ハイレゾ崩壊序曲?
「ハイレゾ」も一時のようなメーカーや店舗の鬼押しも落ち着き、コンポやポータブル機器を中心に普及価格帯での売り文句の一つに定着しつつあるように感じています。
今までにも書いてきましたが、「ハイレゾ」には何の新規性もなく、単にCDより情報密度が高い旧来の論理フォーマットを指してるだけの物です。
CDのように物理フォーマットが決まっておらず、再生する際に使用する環境・ハードウェア・ソフトウェアによって、聴こえる音質はいかようにも変わってしまう。
なのに何の基準や根拠にも基づかない各メーカー独自の物差しで「OK」とすれば、「ハイレゾ」対応機器になるという代物。これでは単に利権団体でしかないのでは。
それでも昨年は期待感からハイレゾは多いに注目を浴びたのは確かです。
一年経って「ハイレゾにも音のレベルは色々ある」「良い音とハイレゾはイコールではない」ということが広く認知されてきたとも思う。
ここに来て日本オーディオ協会は、協会推奨ハイレゾロゴ付与制度を会員企業以外にも対象を広げ、2016年10月より国内外の企業に向けて新規運用開始することにしたという。
これは明らかに方向転換であり、当初に期待した効果が得られなかったため、ロゴ使用のハードルを下げて勢力拡大を狙ったものだと思う。
しかしここでもいくつかの問題がある。
①もともと日本オーディオ協会員は無償で独占的にロゴ使用ができたが、今後は非協会員もハイレゾロゴの使用が可能になり、非協会員が使用申請を行う場合は一定の費用が発生するという。
「ハイレゾ」にはいかなる新規知的財産や新規技術の使用も無く、既に存在していたフォーマットの一部分を勝手に囲って、「ハイレゾ」という実体不明の物を振りかざして来たことを考えると、ロゴ使用に費用を取ると言うこと自体が利権団体である性質を表しているようだ。
日本オーディオ協会がロゴ使用に際し料金を取れるという合理的根拠は存在しないと思う。
単に商標使用料ということならその対象となる「ハイレゾ」の定義範囲を科学的に明示する必要がある。
②Phile-webの記事には以下のように書かれていた。
“この新制度下では「日本国内企業が、日本オーディオ協会に入会することなく、ハイレゾロゴの使用申請を行うことは可能か」との質問も、事務局に投げてみた。
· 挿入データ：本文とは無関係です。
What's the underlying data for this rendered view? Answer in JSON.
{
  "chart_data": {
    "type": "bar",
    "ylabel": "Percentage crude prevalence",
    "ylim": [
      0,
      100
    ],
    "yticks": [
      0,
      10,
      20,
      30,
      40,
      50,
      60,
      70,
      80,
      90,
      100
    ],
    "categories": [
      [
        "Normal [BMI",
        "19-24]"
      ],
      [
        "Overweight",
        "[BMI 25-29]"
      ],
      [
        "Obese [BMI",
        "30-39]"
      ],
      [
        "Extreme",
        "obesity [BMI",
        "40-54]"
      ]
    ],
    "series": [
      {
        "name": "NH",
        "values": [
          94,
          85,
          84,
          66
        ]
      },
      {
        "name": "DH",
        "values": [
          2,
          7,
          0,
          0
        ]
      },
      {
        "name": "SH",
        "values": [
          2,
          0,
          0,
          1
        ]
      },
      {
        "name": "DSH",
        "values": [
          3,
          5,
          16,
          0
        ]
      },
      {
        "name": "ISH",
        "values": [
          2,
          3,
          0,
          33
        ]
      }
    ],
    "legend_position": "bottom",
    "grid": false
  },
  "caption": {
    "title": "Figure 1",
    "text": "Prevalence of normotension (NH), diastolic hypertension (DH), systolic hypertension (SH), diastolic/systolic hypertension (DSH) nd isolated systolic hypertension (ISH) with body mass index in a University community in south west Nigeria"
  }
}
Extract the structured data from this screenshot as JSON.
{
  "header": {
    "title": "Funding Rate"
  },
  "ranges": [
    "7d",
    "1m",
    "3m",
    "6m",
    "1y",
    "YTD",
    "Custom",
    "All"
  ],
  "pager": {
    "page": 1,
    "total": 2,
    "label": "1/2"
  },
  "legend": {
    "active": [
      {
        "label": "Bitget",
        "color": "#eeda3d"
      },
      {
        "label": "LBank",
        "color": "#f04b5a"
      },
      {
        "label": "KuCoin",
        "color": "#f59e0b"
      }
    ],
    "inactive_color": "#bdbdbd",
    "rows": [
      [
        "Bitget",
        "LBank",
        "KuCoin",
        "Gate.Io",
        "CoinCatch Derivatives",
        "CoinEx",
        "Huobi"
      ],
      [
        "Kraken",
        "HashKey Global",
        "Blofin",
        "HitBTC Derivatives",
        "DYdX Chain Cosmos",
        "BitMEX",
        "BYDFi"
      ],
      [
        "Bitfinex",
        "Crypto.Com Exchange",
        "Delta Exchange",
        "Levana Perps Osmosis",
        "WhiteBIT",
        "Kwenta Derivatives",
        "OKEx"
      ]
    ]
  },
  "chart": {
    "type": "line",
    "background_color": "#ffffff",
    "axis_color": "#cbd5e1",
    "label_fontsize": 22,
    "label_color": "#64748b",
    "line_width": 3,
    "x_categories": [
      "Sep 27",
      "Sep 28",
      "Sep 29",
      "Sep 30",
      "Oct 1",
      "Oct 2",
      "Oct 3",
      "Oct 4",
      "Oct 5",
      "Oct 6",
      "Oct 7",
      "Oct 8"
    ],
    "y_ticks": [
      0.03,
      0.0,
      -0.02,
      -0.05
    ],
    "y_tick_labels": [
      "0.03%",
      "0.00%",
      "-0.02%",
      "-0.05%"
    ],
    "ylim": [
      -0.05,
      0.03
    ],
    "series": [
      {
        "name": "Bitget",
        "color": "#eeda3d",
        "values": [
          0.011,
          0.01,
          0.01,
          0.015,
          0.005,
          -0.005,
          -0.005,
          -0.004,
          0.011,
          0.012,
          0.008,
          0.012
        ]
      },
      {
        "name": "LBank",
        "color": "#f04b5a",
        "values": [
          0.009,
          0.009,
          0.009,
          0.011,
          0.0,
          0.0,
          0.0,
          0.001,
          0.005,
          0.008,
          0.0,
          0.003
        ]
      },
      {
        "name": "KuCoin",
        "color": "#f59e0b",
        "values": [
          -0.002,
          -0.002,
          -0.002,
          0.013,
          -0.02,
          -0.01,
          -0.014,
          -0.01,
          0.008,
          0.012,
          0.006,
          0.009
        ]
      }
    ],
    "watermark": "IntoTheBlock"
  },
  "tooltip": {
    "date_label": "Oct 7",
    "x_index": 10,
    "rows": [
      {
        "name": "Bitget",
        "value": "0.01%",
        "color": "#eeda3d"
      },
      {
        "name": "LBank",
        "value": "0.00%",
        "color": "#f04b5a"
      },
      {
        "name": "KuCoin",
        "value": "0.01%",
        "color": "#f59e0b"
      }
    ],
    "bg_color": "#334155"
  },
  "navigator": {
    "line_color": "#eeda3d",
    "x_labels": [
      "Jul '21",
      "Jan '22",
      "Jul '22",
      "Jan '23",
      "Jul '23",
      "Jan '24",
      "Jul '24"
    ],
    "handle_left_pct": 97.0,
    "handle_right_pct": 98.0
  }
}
これについては「入会なしでの使用は、制度上は可能ではある。しかし、そういった申請があった場合は、オーディオ協会への入会をまずは案内する予定。日本オーディオ協会に入っていただいて、オーディオの発展についての議論を一緒に進めながら、ロゴを使っていただくのが本来の筋と考えている」とのことだった。”
これは明かなダブルスタンダードです。日本の企業なら利権団体に加われという脅しのようなもの。
そもそもボーダレスな現在において、「日本国内企業」という枠組みを考えていること自体が、全く時代遅れ。これだから日本のオーディオ業界が時代に取り残されつつあることになる。
③世界に広げるのに、ロゴが2種類あるのはまずいでしょ。
しかも、KENWOOD, JVCはこのロゴを使用していてるという。。。
本当に技術主導でなく、マーケティング=お金儲けの事しか考えてないのだから困ったもの。
元々のこころざしが低いので一貫性・論理性を保つことができず、その中で海外メーカーを含め世に広くオープンすることで、「ハイレゾ」の無意味化が更に進むのではないでしょうか。
そして本当に良い音というポイントに、メーカーとユーザーの双方の意識が移っていくことを期待しています。